To create GC file we need sequence of the reference genome in fasta.gz file:
> cnvpytor -root MGSCv37_gc_file.pytor -gc ~/hg19/mouse.fasta.gz -make_gc_file
This command will produce MGSCv37_gc_file.pytor file that contains information about GC content in 100-base-pair bins.
For reference genomes where we have strict mask in the same format as 1000 Genomes Project strict mask, we can create mask file using command:
> cnvpytor -root MGSCv37_mask_file.pytor -mask ~/hg19/mouse.strict_mask.whole_genome.fasta.gz -make_mask_file
If we do not have mask file, we can skip this step. Mask file contains information about regions of the genome that are more accessible to next generation sequencing methods using short reads. CNVpytor uses P marked positions to filter SNP-s and read depth signal. If reference genome configuration does not contain mask file, CNVpytor will still be fully functional, apart from the filtering step. You may also generate your own mask file by creating fasta file that contains character "P" if corresponding base pair passes the filter and any character different than "P" if not.

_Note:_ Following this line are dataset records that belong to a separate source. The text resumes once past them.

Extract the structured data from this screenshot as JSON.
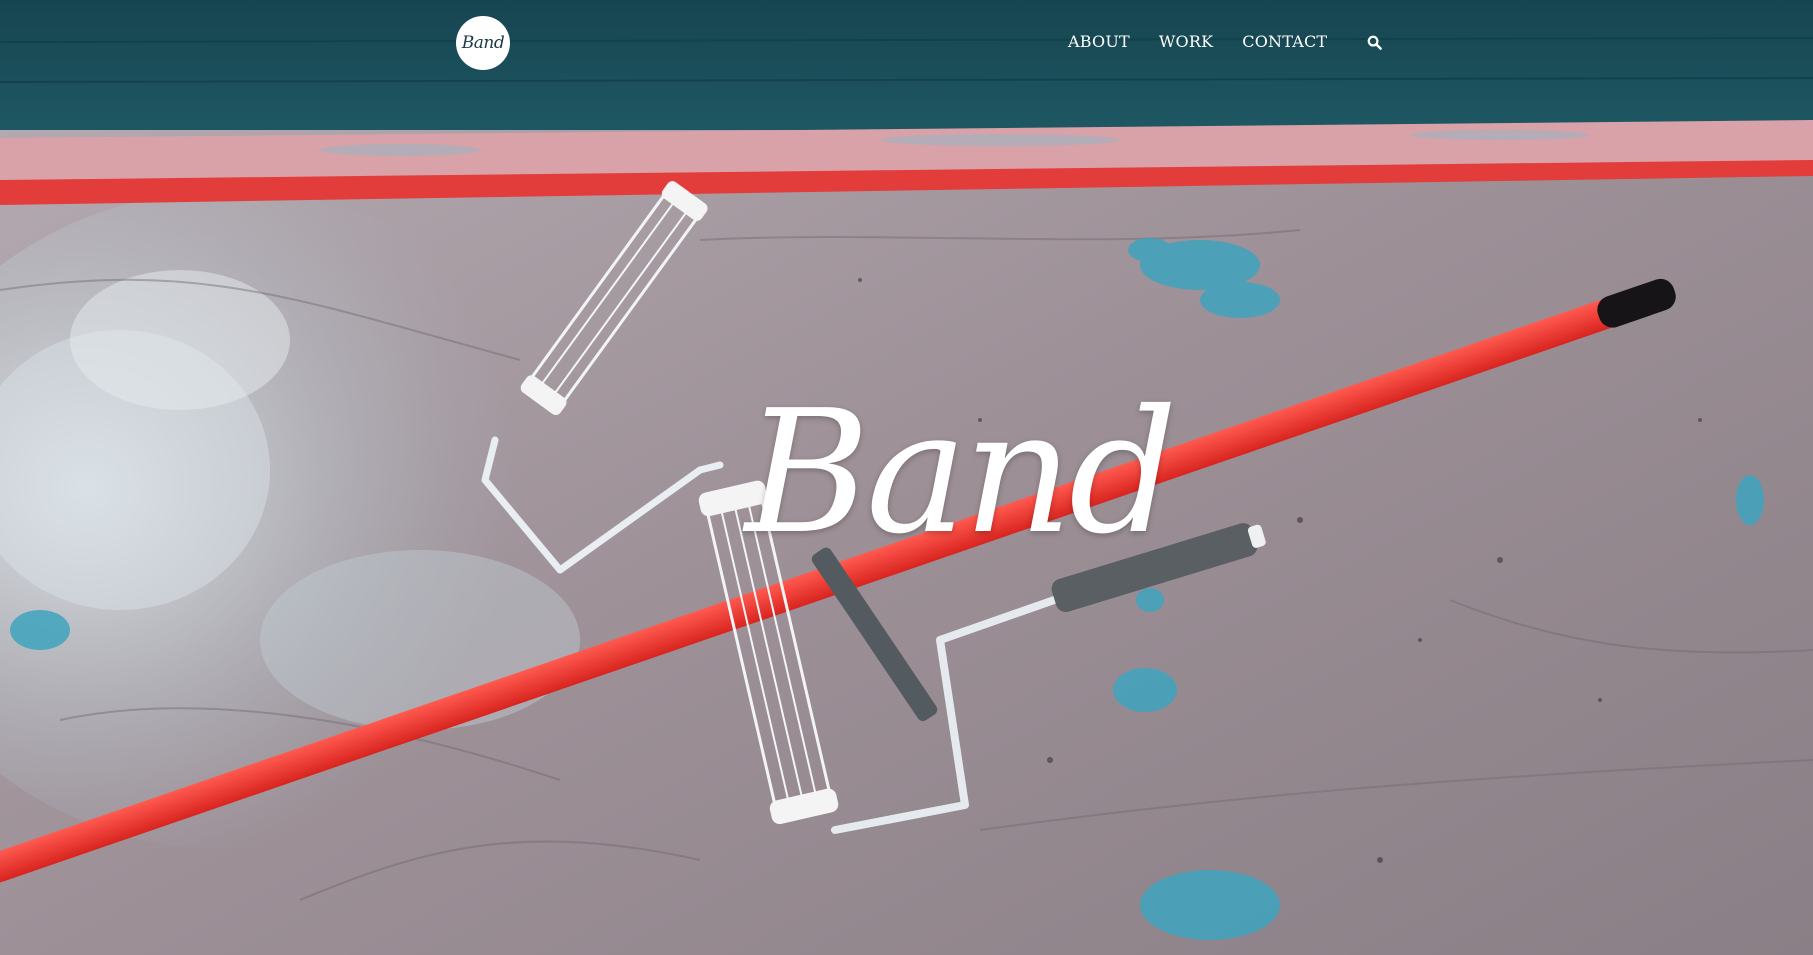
{
  "header": {
    "logo_text": "Band",
    "nav": [
      {
        "label": "ABOUT"
      },
      {
        "label": "WORK"
      },
      {
        "label": "CONTACT"
      }
    ],
    "search_icon": "search-icon"
  },
  "hero": {
    "title": "Band",
    "background": "photo of paint rollers and red extension pole on a paint-splattered drop cloth"
  },
  "colors": {
    "header_bg": "#184b57",
    "nav_text": "#ffffff",
    "pole_red": "#e8322f",
    "drop_cloth": "#9f9299",
    "paint_blue": "#3fa7c2"
  }
}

Now, we will create example_ref_genome_conf.py file containing list of chromosomes and chromosome lengths:
import_reference_genomes = {
"mm9": {
"name": "MGSCv37",
"species": "Mus musculus",
"chromosomes": OrderedDict(
[("chr1", (197195432, "A")), ("chr2", (181748087, "A")), ("chr3", (159599783, "A")),
("chr4", (155630120, "A")), ("chr5", (152537259, "A")), ("chr6", (149517037, "A")),
("chr7", (152524553, "A")), ("chr8", (131738871, "A")), ("chr9", (124076172, "A")),
("chr10", (129993255, "A")), ("chr11", (121843856, "A")), ("chr12", (121257530, "A")),
("chr13", (120284312, "A")), ("chr14", (125194864, "A")), ("chr15", (103494974, "A")),
("chr16", (98319150, "A")), ("chr17", (95272651, "A")), ("chr18", (90772031, "A")),
("chr19", (61342430, "A")), ("chrX", (166650296, "S")), ("chrY", (15902555, "S")),
("chrM", (16299, "M"))]),
"gc_file":"/..PATH../MGSCv37_gc_file.pytor",
"mask_file": "/..PATH../MGSCv37_mask_file.pytor"
}
}
Last line can be skipped, if there is no mask file. Letter next to chromosome length denote type of a chromosome: A - autosome, S - sex chromosome, M - mitochondria.
To use CNVpytor with new reference genome us -conf option in each cnvpytor command, e.g.

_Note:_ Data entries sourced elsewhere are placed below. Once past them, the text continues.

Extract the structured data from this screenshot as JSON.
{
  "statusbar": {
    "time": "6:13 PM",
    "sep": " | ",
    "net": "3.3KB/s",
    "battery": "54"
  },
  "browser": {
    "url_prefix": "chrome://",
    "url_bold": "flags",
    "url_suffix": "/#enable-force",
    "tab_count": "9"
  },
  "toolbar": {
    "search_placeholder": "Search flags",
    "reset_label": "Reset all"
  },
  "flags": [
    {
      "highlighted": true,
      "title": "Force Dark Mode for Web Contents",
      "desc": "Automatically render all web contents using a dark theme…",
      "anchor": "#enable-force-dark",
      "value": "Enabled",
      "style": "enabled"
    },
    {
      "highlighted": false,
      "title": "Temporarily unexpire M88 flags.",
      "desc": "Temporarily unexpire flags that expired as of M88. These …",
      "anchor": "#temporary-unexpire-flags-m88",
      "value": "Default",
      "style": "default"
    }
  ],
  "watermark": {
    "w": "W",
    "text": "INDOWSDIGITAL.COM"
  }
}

cnvpytor -conf REL_PATH/example_ref_genome_conf.py -root file.pytor -rd file.bam
CNVpytor will use chromosome lengths from alignment file to detect reference genome. However, if you configured reference genome after you had already run -rd step you could assign reference genome using -rg:
cnvpytor -conf REL_PATH/example_ref_genome_conf.py -root file.pytor -rg mm9
To avoid typing -conf REL_PATH/example_ref_genome_conf.py"
each time you run cnvpytor,
you can create an bash alias or make configuration permanent by copying example_ref_genome_conf.py
to ~/.cnvpytor/reference_genomes_conf.py
.
We would like to encourage you to send us configuration, gc and mask file and we would be glad to include it into the CNVpytor code. Or, even better, fork the repository on GitHub, add configuration in cnvpytor/genome.py, data files in cnvpytor/data and create a pull request.